Today, and on two days last week, the Appellate Division issued its first published opinions since September 29. Here are summaries of those decisions.
Meyers v. State Health Benefit Commission, 474 N.J. Super. 1 (App. Div. 2022). This opinion by Judge Smith today dealt concisely with an appeal from a decision of the State Health Benefits Commission that ordered health insurance benefits to be deducted from plaintiff’s monthly retirement payments. The Appellate Division affirmed that order because the statutory regime was clear that such deductions were required. Plaintiff argued that certain conduct of the New Jersey Division of Pension and Benefits, which the Division characterized as “mistakes,” created an equitable estoppel that precluded the deductions. The Appellate Division did not agree.

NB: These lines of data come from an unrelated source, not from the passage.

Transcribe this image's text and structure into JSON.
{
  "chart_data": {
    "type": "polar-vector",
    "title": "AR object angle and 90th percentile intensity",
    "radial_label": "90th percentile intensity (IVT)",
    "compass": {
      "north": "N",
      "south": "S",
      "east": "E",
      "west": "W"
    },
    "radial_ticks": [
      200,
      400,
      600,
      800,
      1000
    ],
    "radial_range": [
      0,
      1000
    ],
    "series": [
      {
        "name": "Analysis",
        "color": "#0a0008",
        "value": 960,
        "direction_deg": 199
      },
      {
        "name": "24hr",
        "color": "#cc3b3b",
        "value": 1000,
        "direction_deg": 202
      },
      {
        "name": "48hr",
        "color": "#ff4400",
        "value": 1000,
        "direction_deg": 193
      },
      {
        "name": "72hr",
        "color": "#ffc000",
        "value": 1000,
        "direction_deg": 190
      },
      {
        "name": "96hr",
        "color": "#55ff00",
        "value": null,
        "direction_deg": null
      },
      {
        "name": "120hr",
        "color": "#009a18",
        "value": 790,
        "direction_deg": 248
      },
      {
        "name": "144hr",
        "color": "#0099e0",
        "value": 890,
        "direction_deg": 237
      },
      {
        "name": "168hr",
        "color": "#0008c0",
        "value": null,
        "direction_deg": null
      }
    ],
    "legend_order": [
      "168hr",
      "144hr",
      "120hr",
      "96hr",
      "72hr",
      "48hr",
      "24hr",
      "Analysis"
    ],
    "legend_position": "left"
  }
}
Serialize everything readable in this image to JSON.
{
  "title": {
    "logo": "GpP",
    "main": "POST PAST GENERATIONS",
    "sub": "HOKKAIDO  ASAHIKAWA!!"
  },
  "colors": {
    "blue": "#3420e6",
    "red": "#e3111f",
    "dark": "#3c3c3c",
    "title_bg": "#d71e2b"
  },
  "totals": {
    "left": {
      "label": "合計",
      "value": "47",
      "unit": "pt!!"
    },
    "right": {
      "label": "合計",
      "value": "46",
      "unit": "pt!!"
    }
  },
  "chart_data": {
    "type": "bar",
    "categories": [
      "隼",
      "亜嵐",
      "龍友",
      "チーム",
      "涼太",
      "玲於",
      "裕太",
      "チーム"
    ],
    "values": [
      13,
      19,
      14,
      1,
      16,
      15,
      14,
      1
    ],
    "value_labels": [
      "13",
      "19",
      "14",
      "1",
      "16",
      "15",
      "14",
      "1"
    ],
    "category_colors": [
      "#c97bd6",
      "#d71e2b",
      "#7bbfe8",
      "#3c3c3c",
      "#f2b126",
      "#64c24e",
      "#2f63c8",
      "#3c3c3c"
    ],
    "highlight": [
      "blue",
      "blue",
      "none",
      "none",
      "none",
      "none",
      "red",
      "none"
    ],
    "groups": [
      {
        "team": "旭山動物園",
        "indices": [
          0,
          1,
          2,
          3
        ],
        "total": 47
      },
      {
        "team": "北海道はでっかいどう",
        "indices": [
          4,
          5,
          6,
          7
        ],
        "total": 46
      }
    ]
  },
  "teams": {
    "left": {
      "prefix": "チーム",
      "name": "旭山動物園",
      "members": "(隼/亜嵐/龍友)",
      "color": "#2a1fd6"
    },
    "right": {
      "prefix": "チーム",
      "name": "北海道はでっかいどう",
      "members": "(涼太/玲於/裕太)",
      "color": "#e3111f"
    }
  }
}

Desai v. New Jersey Manufacturers Ins. Co., 473 N.J. Super. 582 (App. Div. 2022). [Disclosure: I have represented New Jersey Manufacturers in certain matters, but I had no involvement in this case]. Judge Mawla’s opinion in this case addressed an appeal by a provider from an arbitration award regarding reimbursement for nerve tests performed on plaintiff’s patient. The case centered on the meaning of N.J.A.C. 11:3-29.4(e), which addresses the limits of insurer’s liability in various circumstances, as to which there had been a split of authority. Applying de novo review, the Appellate Division reversed, finding that the regulation and the interpretation of it by the Department of Banking and Insurance, made clear that plaintiff’s view of the matter was the correct one.
C.L. v. Division of Medical Assistance & Health Services, 473 N.J. Super. 591 (App. Div. 2022). Judge Marczyk wrote this opinion for the Appellate Division. The issue was whether the defendant Division properly denied plaintiff’s request for Medicaid benefits due to excess resources. The “excess resource” at issue was an annuity whose terms provided that, after a ten-day rescission period, it was irrevocable, plaintiff could not liquidate or transfer it, and that it had “no cash or loan value.” But because there was language that the issuer of the annuity could modify or waive the annuity’s terms, and that had been done in another case involving the same annuity held by a different person, in unique factual circumstances, an Administrative Law Judge ruled that the annuity was a liquid asset that disqualified plaintiff from Medicaid benefits. The Appellate Division disagreed. The plain language of the annuity stating that it was irrevocable and that plaintiff could not liquidate it meant that the annuity could not count as a resource. The denial of benefits was thus reversed.